Das Dumme ist nur, daß bei Ebbe keine Fische beißen. Erst 1-2 Std. vor Hochwasser und 1-2 Stunden nach Hochwasser geht es dort ab.

Ich muß also einen Weg finden, die Fische vor der Steinkante aus ca. 15 Meter Wassertiefe bis an die Oberfläche zu bekommen, da die Dorsche sich ansonsten auf halber Tiefe in die Steine setzen.

Zur Größe der Fische: Ich vermute, daß es sich um gute 60er Fische handelt, also schöne Brandungsfische. 80er Fische dürften aufgrund der dort vorhandenen Strömung wohl nicht zu bändigen sein.

Gruss, Rheinangler


----------



## Rosi (19. April 2005)

*AW: HILFE !! Pumpen oder Kurbeln bei Großdorsch vom Ufer??!!*

Je schneller du den Fisch einholst, um so dichter muß er an der Oberfläche schwimmen. Beim Heringsangeln kann man das gut beobachten. Je schneller du kurbelst, um so eher reißt er aber auch ab. Wenn das wirklich 60ger sind, geht das nicht ohne pumpen. Das ist wirklich schwierig, kannst du nicht aufs Boot umsteigen?


----------



## degl (20. April 2005)

*AW: HILFE !! Pumpen oder Kurbeln bei Großdorsch vom Ufer??!!*

@rheinangler,


liest sich wie ein luxusproblem:c 
nee mal ehrlich,aus 15m.wassertiefe würde ich,wenn die qualität deines anglgerätes es zulässt,die fische gnadenlos ins mittelwasser drillen|evil: 

es scheint eh die einzige möglichkeit zu sein,die burschen von den steinen wegzubekommen.
in der kielerförde gibts plätze mit ähnlichen probs und mir ist aufgefallen,daß die wenigsten angler die liftbleimontage anwenden,zumindest ist dabei das blei über dem dorsch und so verhindert man,daß sich blei und teile der montage in stein,muschelfeldern und tang verfangen#6 

gruß degl


----------



## Rheinangler (20. April 2005)

*AW: HILFE !! Pumpen oder Kurbeln bei Großdorsch vom Ufer??!!*

Hallo Rosi,

Nein, auf ein Boot kann man unmöglich umsteigen, da der N.W. eine dicht befahrene Wasserstraße ist und die tiefe Fahrrinne bis unmittelbar vors Ufer geht.

Hallo Degl,

ich denke, daß es am besten ist wirklich alle "Waffen" einzusetzen. D.h.
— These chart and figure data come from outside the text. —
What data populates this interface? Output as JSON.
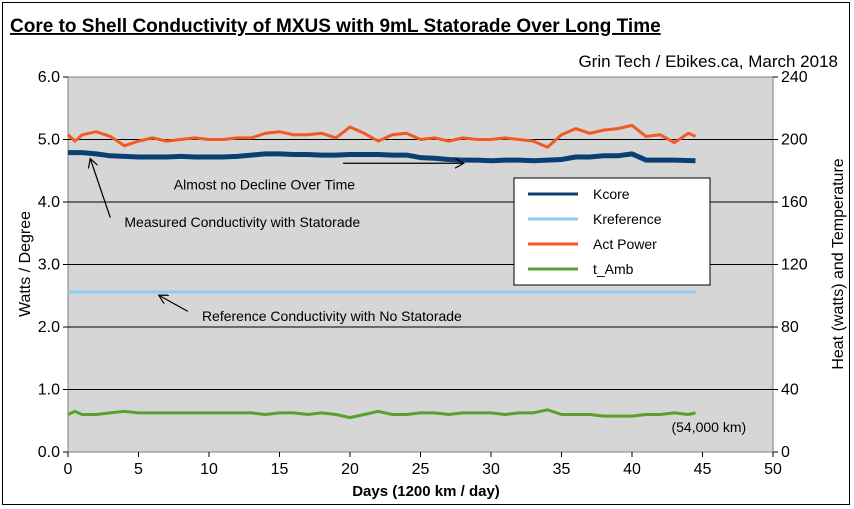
{
  "chart_data": {
    "type": "line",
    "title": "Core to Shell Conductivity of MXUS with 9mL Statorade Over Long Time",
    "subtitle": "Grin Tech / Ebikes.ca, March 2018",
    "xlabel": "Days (1200 km / day)",
    "ylabel_left": "Watts / Degree",
    "ylabel_right": "Heat (watts) and Temperature",
    "xlim": [
      0,
      50
    ],
    "ylim_left": [
      0,
      6
    ],
    "ylim_right": [
      0,
      240
    ],
    "x_ticks": [
      "0",
      "5",
      "10",
      "15",
      "20",
      "25",
      "30",
      "35",
      "40",
      "45",
      "50"
    ],
    "y_left_ticks": [
      "0.0",
      "1.0",
      "2.0",
      "3.0",
      "4.0",
      "5.0",
      "6.0"
    ],
    "y_right_ticks": [
      "0",
      "40",
      "80",
      "120",
      "160",
      "200",
      "240"
    ],
    "grid": "horizontal",
    "background": "#d6d6d6",
    "legend_position": "right",
    "series": [
      {
        "name": "Kcore",
        "axis": "left",
        "color": "#0b3f73",
        "x": [
          0,
          1,
          2,
          3,
          4,
          5,
          6,
          7,
          8,
          9,
          10,
          11,
          12,
          13,
          14,
          15,
          16,
          17,
          18,
          19,
          20,
          21,
          22,
          23,
          24,
          25,
          26,
          27,
          28,
          29,
          30,
          31,
          32,
          33,
          34,
          35,
          36,
          37,
          38,
          39,
          40,
          41,
          42,
          43,
          44.5
        ],
        "y": [
          4.79,
          4.79,
          4.77,
          4.74,
          4.73,
          4.72,
          4.72,
          4.72,
          4.73,
          4.72,
          4.72,
          4.72,
          4.73,
          4.75,
          4.77,
          4.77,
          4.76,
          4.76,
          4.75,
          4.75,
          4.76,
          4.76,
          4.76,
          4.75,
          4.75,
          4.71,
          4.7,
          4.68,
          4.67,
          4.67,
          4.66,
          4.67,
          4.67,
          4.66,
          4.67,
          4.68,
          4.72,
          4.72,
          4.74,
          4.74,
          4.77,
          4.67,
          4.67,
          4.67,
          4.66
        ]
      },
      {
        "name": "Kreference",
        "axis": "left",
        "color": "#8ecdf2",
        "x": [
          0,
          44.5
        ],
        "y": [
          2.56,
          2.56
        ]
      },
      {
        "name": "Act Power",
        "axis": "right",
        "color": "#f05a23",
        "x": [
          0,
          0.5,
          1,
          2,
          3,
          4,
          5,
          6,
          7,
          8,
          9,
          10,
          11,
          12,
          13,
          14,
          15,
          16,
          17,
          18,
          19,
          20,
          21,
          22,
          23,
          24,
          25,
          26,
          27,
          28,
          29,
          30,
          31,
          32,
          33,
          34,
          35,
          36,
          37,
          38,
          39,
          40,
          41,
          42,
          43,
          44,
          44.5
        ],
        "y": [
          203,
          199,
          203,
          205,
          202,
          196,
          199,
          201,
          199,
          200,
          201,
          200,
          200,
          201,
          201,
          204,
          205,
          203,
          203,
          204,
          201,
          208,
          204,
          199,
          203,
          204,
          200,
          201,
          199,
          201,
          200,
          200,
          201,
          200,
          199,
          195,
          203,
          207,
          204,
          206,
          207,
          209,
          202,
          203,
          198,
          204,
          202
        ]
      },
      {
        "name": "t_Amb",
        "axis": "right",
        "color": "#5aa02c",
        "x": [
          0,
          0.5,
          1,
          2,
          3,
          4,
          5,
          6,
          7,
          8,
          9,
          10,
          11,
          12,
          13,
          14,
          15,
          16,
          17,
          18,
          19,
          20,
          21,
          22,
          23,
          24,
          25,
          26,
          27,
          28,
          29,
          30,
          31,
          32,
          33,
          34,
          35,
          36,
          37,
          38,
          39,
          40,
          41,
          42,
          43,
          44,
          44.5
        ],
        "y": [
          24,
          26,
          24,
          24,
          25,
          26,
          25,
          25,
          25,
          25,
          25,
          25,
          25,
          25,
          25,
          24,
          25,
          25,
          24,
          25,
          24,
          22,
          24,
          26,
          24,
          24,
          25,
          25,
          24,
          25,
          25,
          25,
          24,
          25,
          25,
          27,
          24,
          24,
          24,
          23,
          23,
          23,
          24,
          24,
          25,
          24,
          25
        ]
      }
    ],
    "annotations": [
      {
        "text": "Almost no Decline Over Time",
        "x": 7.5,
        "y_left": 4.2,
        "arrow_from": [
          19.5,
          4.62
        ],
        "arrow_to": [
          28,
          4.62
        ]
      },
      {
        "text": "Measured Conductivity with Statorade",
        "x": 4,
        "y_left": 3.6,
        "arrow_from": [
          3,
          3.75
        ],
        "arrow_to": [
          1.6,
          4.68
        ]
      },
      {
        "text": "Reference Conductivity with No Statorade",
        "x": 9.5,
        "y_left": 2.1,
        "arrow_from": [
          8.5,
          2.25
        ],
        "arrow_to": [
          6.5,
          2.5
        ]
      },
      {
        "text": "(54,000 km)",
        "x": 42.8,
        "y_left": 0.32
      }
    ]
  }
}
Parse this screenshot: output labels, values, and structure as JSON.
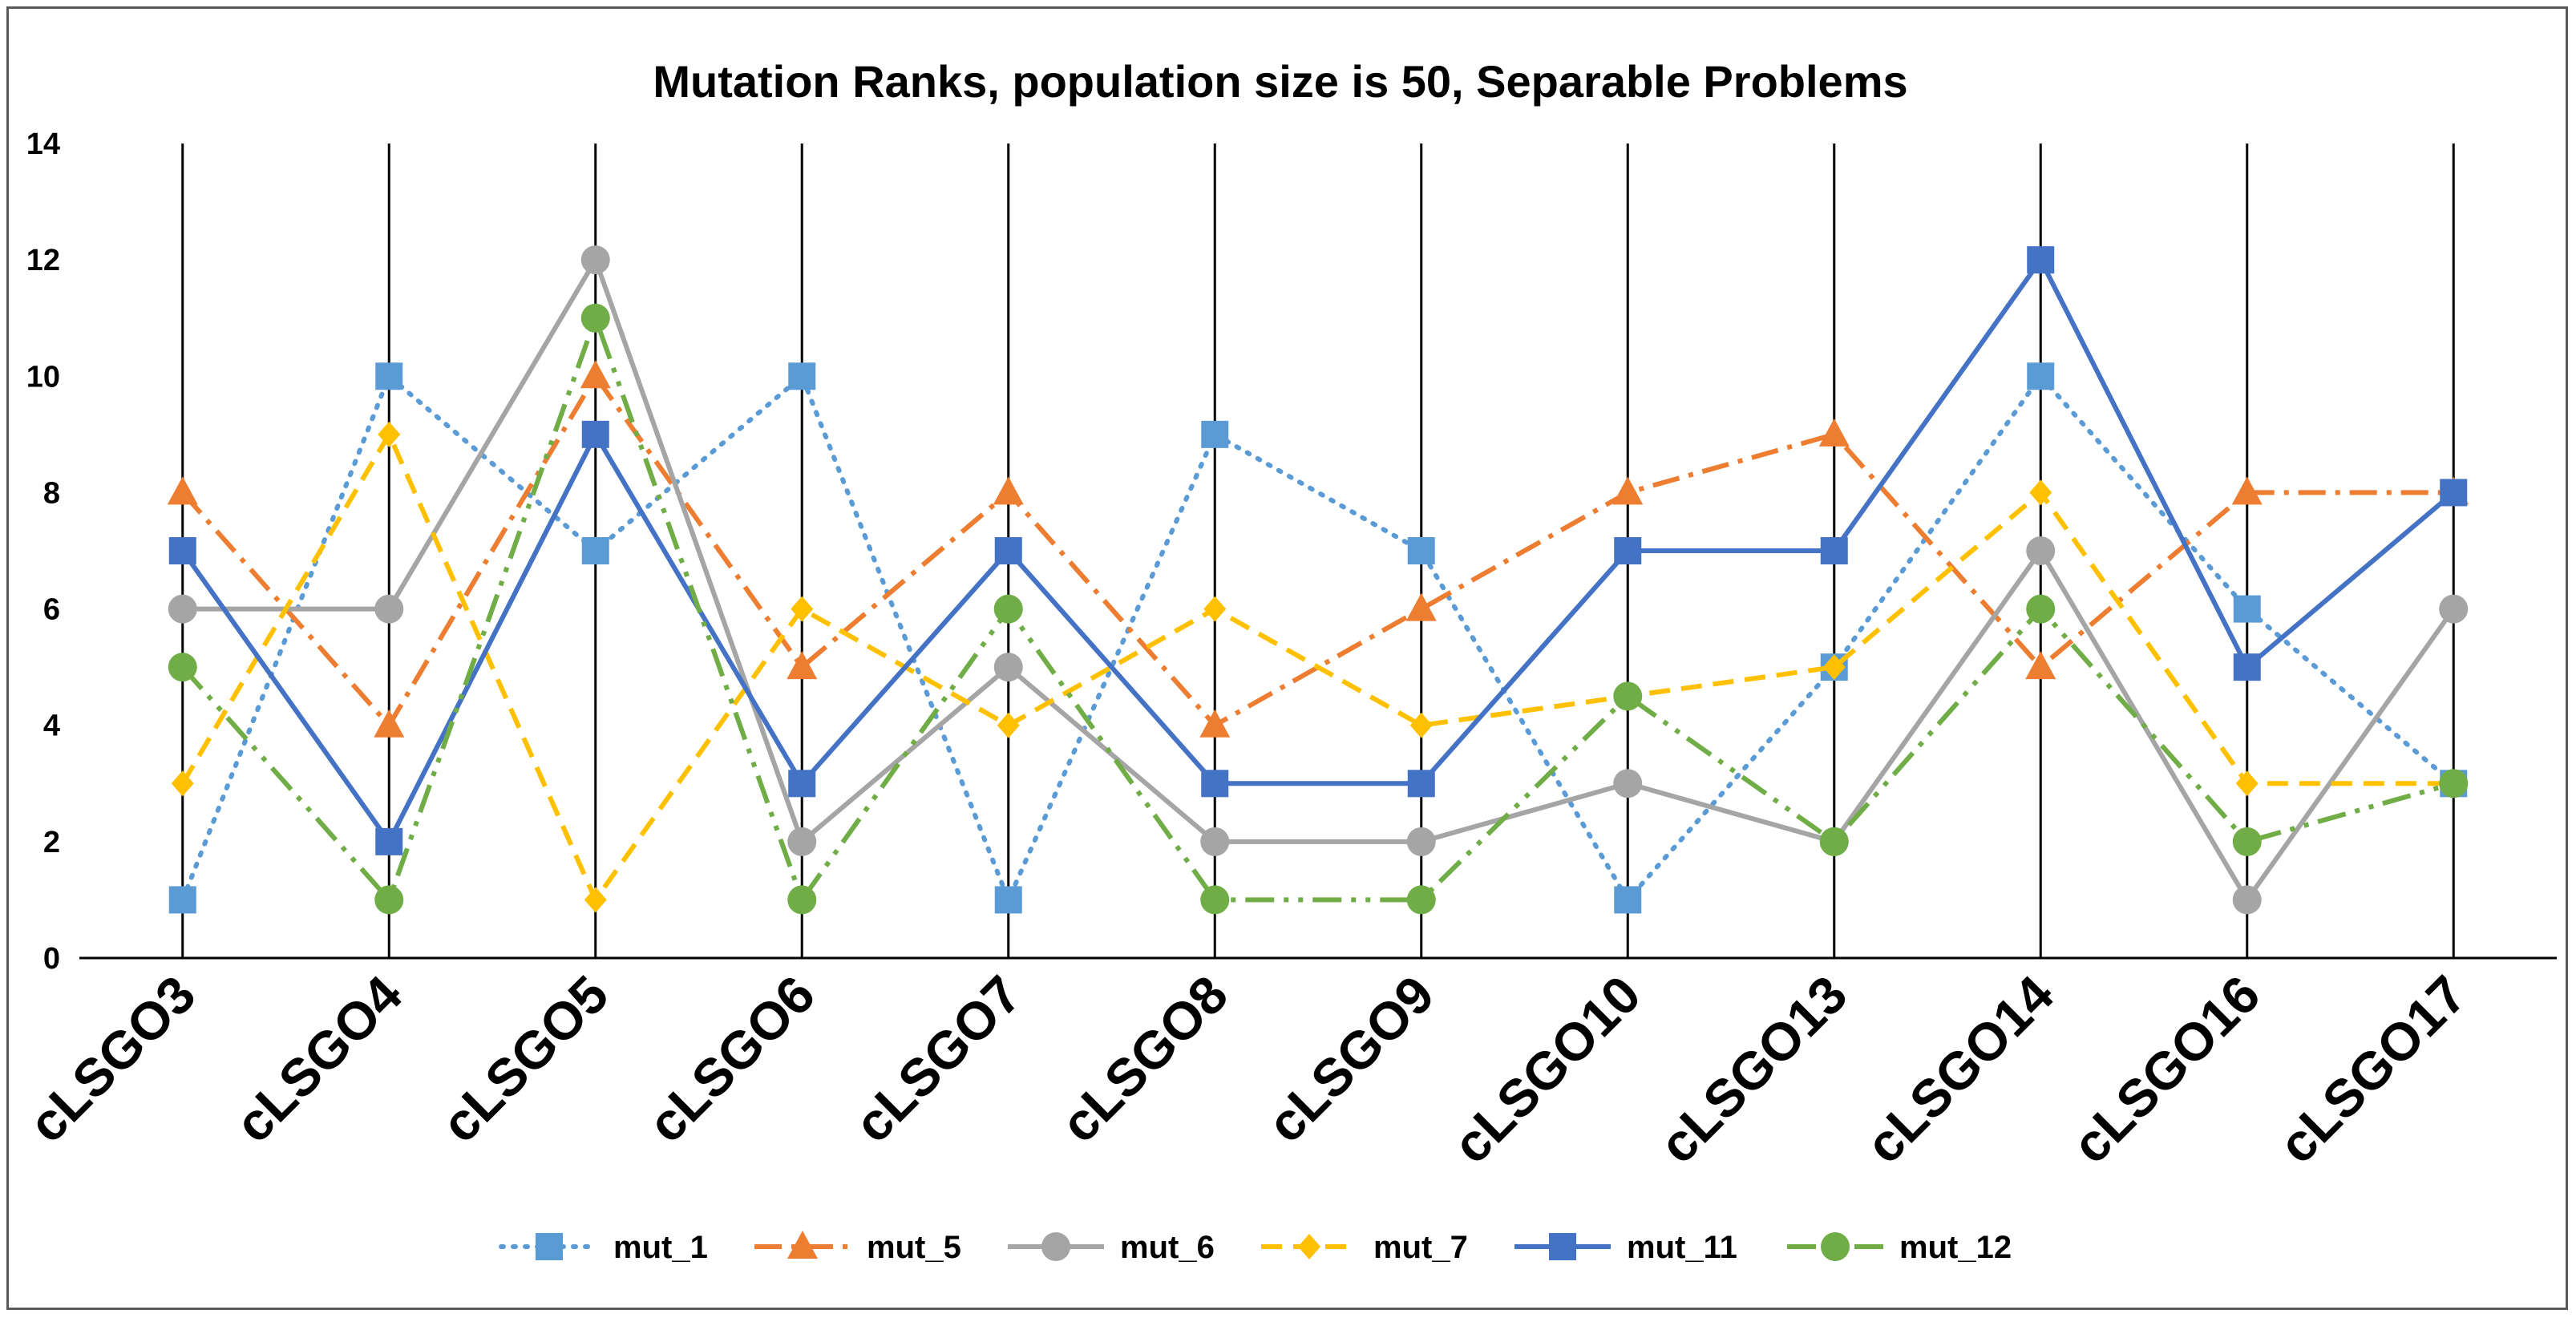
{
  "chart_data": {
    "type": "line",
    "title": "Mutation Ranks, population size is 50, Separable Problems",
    "xlabel": "",
    "ylabel": "",
    "ylim": [
      0,
      14
    ],
    "yticks": [
      0,
      2,
      4,
      6,
      8,
      10,
      12,
      14
    ],
    "grid": "vertical lines at each category",
    "legend_position": "bottom",
    "categories": [
      "cLSGO3",
      "cLSGO4",
      "cLSGO5",
      "cLSGO6",
      "cLSGO7",
      "cLSGO8",
      "cLSGO9",
      "cLSGO10",
      "cLSGO13",
      "cLSGO14",
      "cLSGO16",
      "cLSGO17"
    ],
    "series": [
      {
        "name": "mut_1",
        "color": "#5B9BD5",
        "dash": "dotted",
        "marker": "square",
        "values": [
          1,
          10,
          7,
          10,
          1,
          9,
          7,
          1,
          5,
          10,
          6,
          3
        ]
      },
      {
        "name": "mut_5",
        "color": "#ED7D31",
        "dash": "longdashdot",
        "marker": "triangle",
        "values": [
          8,
          4,
          10,
          5,
          8,
          4,
          6,
          8,
          9,
          5,
          8,
          8
        ]
      },
      {
        "name": "mut_6",
        "color": "#A5A5A5",
        "dash": "solid",
        "marker": "circle",
        "values": [
          6,
          6,
          12,
          2,
          5,
          2,
          2,
          3,
          2,
          7,
          1,
          6
        ]
      },
      {
        "name": "mut_7",
        "color": "#FFC000",
        "dash": "dashed",
        "marker": "diamond",
        "values": [
          3,
          9,
          1,
          6,
          4,
          6,
          4,
          4.5,
          5,
          8,
          3,
          3
        ]
      },
      {
        "name": "mut_11",
        "color": "#4472C4",
        "dash": "solid",
        "marker": "square",
        "values": [
          7,
          2,
          9,
          3,
          7,
          3,
          3,
          7,
          7,
          12,
          5,
          8
        ]
      },
      {
        "name": "mut_12",
        "color": "#70AD47",
        "dash": "longdashdotdot",
        "marker": "circle",
        "values": [
          5,
          1,
          11,
          1,
          6,
          1,
          1,
          4.5,
          2,
          6,
          2,
          3
        ]
      }
    ]
  }
}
Bleilifter (büßt aber dafür Wurfweite ein; je weiter je tiefer je mehr Fisch), erst mal in Ruhe austoben lassen und dann rannpumpen. 

Ich fische mit 200gr. Kohlefaserbrandungsruten in 4,20 m + Shimano Titanos 10000. Das Gerät ist also schon stabil genug, aber nen 60er Dorsch drehste nicht so einfach rann.

Gruss

Stefan


----------



## Agalatze (21. April 2005)

*AW: HILFE !! Pumpen oder Kurbeln bei Großdorsch vom Ufer??!!*

wieso büßt dir das weite ein ?
dann kennst du aber die falschen montagen. ich habe lifter, die am weitesten fliegen.
baue das ganze mit den cascade-wirbeln


----------



## degl (21. April 2005)

*AW: HILFE !! Pumpen oder Kurbeln bei Großdorsch vom Ufer??!!*

JO,


und ich angle dann immer nur mit einem haken,geht dann aber auch sehr weit hinaus#6 

gruß degl


----------



## Schütti (21. April 2005)

*AW: HILFE !! Pumpen oder Kurbeln bei Großdorsch vom Ufer??!!*

Hallo Rheinangler,

ich kenne mich eigentlich ganz gut aus in Holland. Aber wo finde ich denn den "Niewe Waterweg" #c . Vielleicht kannst du mal eine genaue Beschreibung abgeben.

Bis dann

Euer Schütti



			
				Rheinangler schrieb:
			
		

> Hallo Leute,
> 
> besten Dank schon mal für Eure Antworten.
> 
> ...


----------



## Rheinangler (23. April 2005)

*AW: HILFE !! Pumpen oder Kurbeln bei Großdorsch vom Ufer??!!*

@aalglatze, @degl

Ich angel mit Jojosystem + Einzelhaken + Clip. Zusätzlich montiere ich einen Bleilifter. Die Dinger werden in Deutschland fast nicht eingesetzt; wegen der meist flachen Strände werden sie hier auch selten benötigt. Dieser Bleilifter hat leider durch sein Fläche einen gewissen Luftwiderstand, der eben Weite kostet. 15 - 20 Meter fehlende Wurfweite sind aber an der Stelle manchmal entscheidend über viele Bisse und keine Bisse.

@schütti

Der NWW beginnt im Prinzip schon bei uns in NRW. Es ist nämlich die Mündung des Rheins in die Nordsee. Je nachdem wie hoch die Gezeitenwelle ist, ziehen die Seefische bis nach Rotterdam hoch. Das gesamte Gebiet um den EUROHAFEN von Rotterdam ist anglerisch hochinteressant.

@aalglatze

kannste mir mal nen Tip / Zeichnung Deiner Liftmontage geben. Vielleicht meinen wir ja die gleiche Montage.

Gruss

Stefan


----------



## Agalatze (24. April 2005)

*AW: HILFE !! Pumpen oder Kurbeln bei Großdorsch vom Ufer??!!*

ich glaube nicht dass wir die gleiche montage meinen.
kann  leider keine skizze oder bild reinsetzen,aber brandiangli und blinkerkatze haben mal eins von mir bekommen. andreas thomsen auch. vielleicht lesen die das hier zufällig und können mal ein bild reinsetzen. oder vielleicht unser lieber jörg ???


----------



## Brandiangli (24. April 2005)

*AW: HILFE !! Pumpen oder Kurbeln bei Großdorsch vom Ufer??!!*

Hab mal probiert Bilder zu machen - hoffe man kann was erkennen !!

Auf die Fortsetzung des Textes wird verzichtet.